No. La Marsellesa no morirá. Allende el mar está Iberoamérica luchando por su independencia, y los hombres iberoamericanos también cantan la Marsellesa… pero ello requiere unas palabras aparte que diremos luego.

El canto rebelde y enardecedor está prohibido en la España franquista: es correcto.

El canto rebelde y enardecedor está prohibido en los países comunistas… “por burgués y reaccionario”.

¡Cómo se desternillarán de risa las huesas de los “sans culottes” al verse acusados, ellos, de burgueses y reaccionarios!

La Gran Revolución se moría. Muchos partos en pocos años. Tenía la matriz seca y las ubres agotadas. No podía más. Acechando su próximo fin, testó, y, como dama de abolengo nos legó, después del golpe de Estado del 18 brumario —nuestro 9 de noviembre— la Declaración de los Derechos del Hombre y del Ciudadano. Era en los días finales de 1799, casi en el siglo XIX.

¿Derechos del Hombre y del Ciudadano? Huele a subversivo en estos momentos en que se nos arrebatan derecho tras derecho y se nos moldea para ser sujetos y no ciudadanos.

Pero ¿será posible convertir a los hombres en pedruscos? En realidad, ¿no seremos sino materia destinada a los gusanos? Los Derechos del Hombre y del Ciudadano, ¿sólo serán humores de unos desequilibrados?

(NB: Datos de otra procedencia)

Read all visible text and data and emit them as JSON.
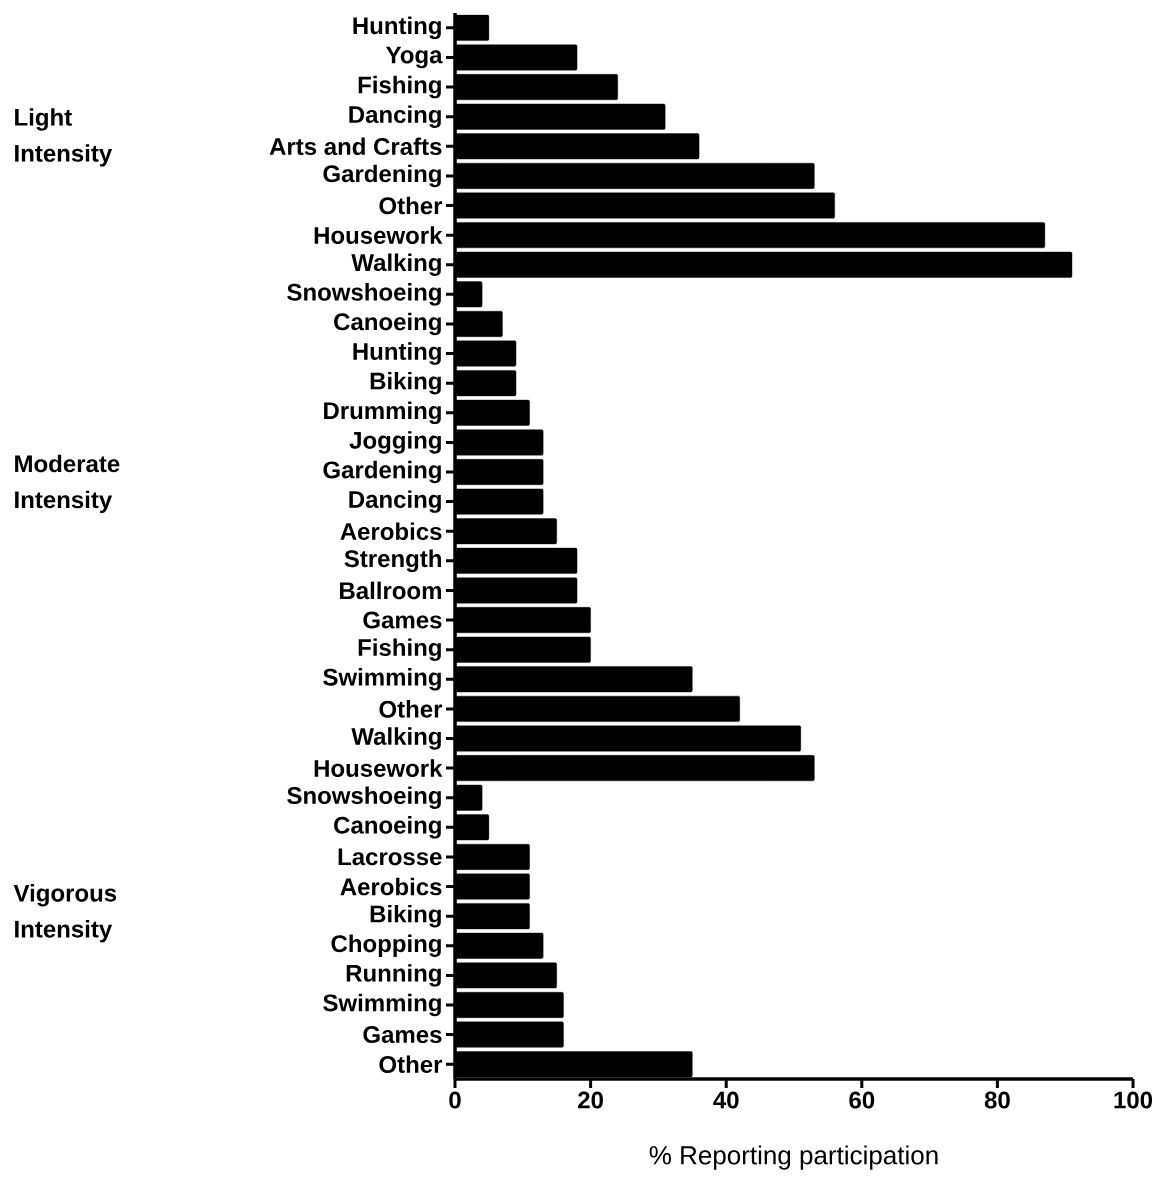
{
  "chart_data": {
    "type": "bar",
    "orientation": "horizontal",
    "xlabel": "% Reporting participation",
    "categories": [
      "Hunting",
      "Yoga",
      "Fishing",
      "Dancing",
      "Arts and Crafts",
      "Gardening",
      "Other",
      "Housework",
      "Walking",
      "Snowshoeing",
      "Canoeing",
      "Hunting",
      "Biking",
      "Drumming",
      "Jogging",
      "Gardening",
      "Dancing",
      "Aerobics",
      "Strength",
      "Ballroom",
      "Games",
      "Fishing",
      "Swimming",
      "Other",
      "Walking",
      "Housework",
      "Snowshoeing",
      "Canoeing",
      "Lacrosse",
      "Aerobics",
      "Biking",
      "Chopping",
      "Running",
      "Swimming",
      "Games",
      "Other"
    ],
    "values": [
      5,
      18,
      24,
      31,
      36,
      53,
      56,
      87,
      91,
      4,
      7,
      9,
      9,
      11,
      13,
      13,
      13,
      15,
      18,
      18,
      20,
      20,
      35,
      42,
      51,
      53,
      4,
      5,
      11,
      11,
      11,
      13,
      15,
      16,
      16,
      35
    ],
    "color": "#000000",
    "xlim": [
      0,
      100
    ],
    "xticks": [
      0,
      20,
      40,
      60,
      80,
      100
    ],
    "annotations": [
      "Light Intensity",
      "Moderate Intensity",
      "Vigorous Intensity"
    ]
  }
}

1914. Vísperas de la primera 

guerra mundial.

En la escuela pública Benjamín Franklin, de Orleans, 30 muchachitos sentados ante sus pupitres esperan. Son las once y es la última clase de la mañana. El sol de primavera llega hasta el centro del aula a través de las paredes de cristal, por las ventanas abiertas asoman las ramas de los tilos en flor. La clase rebosa del olor a “pot au fea” que preparan las “ménagéres” vecinas.

El maestro, monsieur Pierre Albín— vaya para él, esté donde esté, sea en este mundo o en el más allá, un recuerdo bien sentido —dicta vocalizando extremosamente a fin de ahorrarnos faltas de ortografía:

“Les hommes naissent et demeurent libres et égaux en droits; les distinctions sociales ne peuvent etre fondées que sur l’utilité comenune”. (Cito de memoria y a 40 años fecha).

De aquellos treinta muchachitos de la clase de Moral y Cívica, que con tanto cariño nos explicaba monsieur Pierre, unos cayeron en los Dardanelos y en los campos de Flandes luchando por que aquella guerra fuera la última, como se nos prometió; otros estaban o están de misioneros en la selva africana: otros, ya maduros, murieron en los campos de Castilla y Aragón combatiendo la incivilidad del falangismo español; los demás desaparecieron en el “maquis” francés.

Los pocos que quedamos continuamos en la clase de Moral y Cívica. No sabemos de ninguno que traicionara a los Derechos del Hombre ni a monsieur Pierre.

“Los hombres nacen y viven libres e iguales en derechos; las distinciones sociales solo pueden fundarse sobre la utilidad común”. ¿De acuerdo? 

Siempre habrá hombres como aquellos muchachitos que en 1914 tenían de maestro de Moral y Cívica a monsieur Pierre.

El impacto del 14 de julio y sus consecuencias fueron definitivas en la emancipación de nuestra América. 

Claro está que ya existían las condiciones, especialmente desde la independización de los Estados Unidos de Norteamérica, pero la Revolución Francesa fue el fulminante que abrió paso a la sinfonía libertadora centro-austral del continente.

Desde San Francisco a Punta Arenas la tierra ardió. 

En la inmensa fogata se quemaron todos los pueblos y razas: indios de las planicies pamperas y de las cresterías andinas; negros esclavos y mulatos de mil cruces; españoles netos o españoles criollos; extranjeros de cien idiomas y sangres distintas; llaneros venezolanos; gauchos uruguayos; lanceros de Nueva Granada; mosqueteros de Sonora, y como remate y punto final, el mambí con su machete y sus décimas de guerra.

Todo, todo ello se lo debemos a la Marsellesa; a los Derechos del Hombre y a aquel Joseph y aquel René que la tarde del 14 de julio de 1789, asaltaron la Bastilla sin pensar en lo que venía luego.

Y también ¿por qué no?, se lo debemos en parte, a la guillotina y a monsieur Charles Henri Sanson, verdugo de París.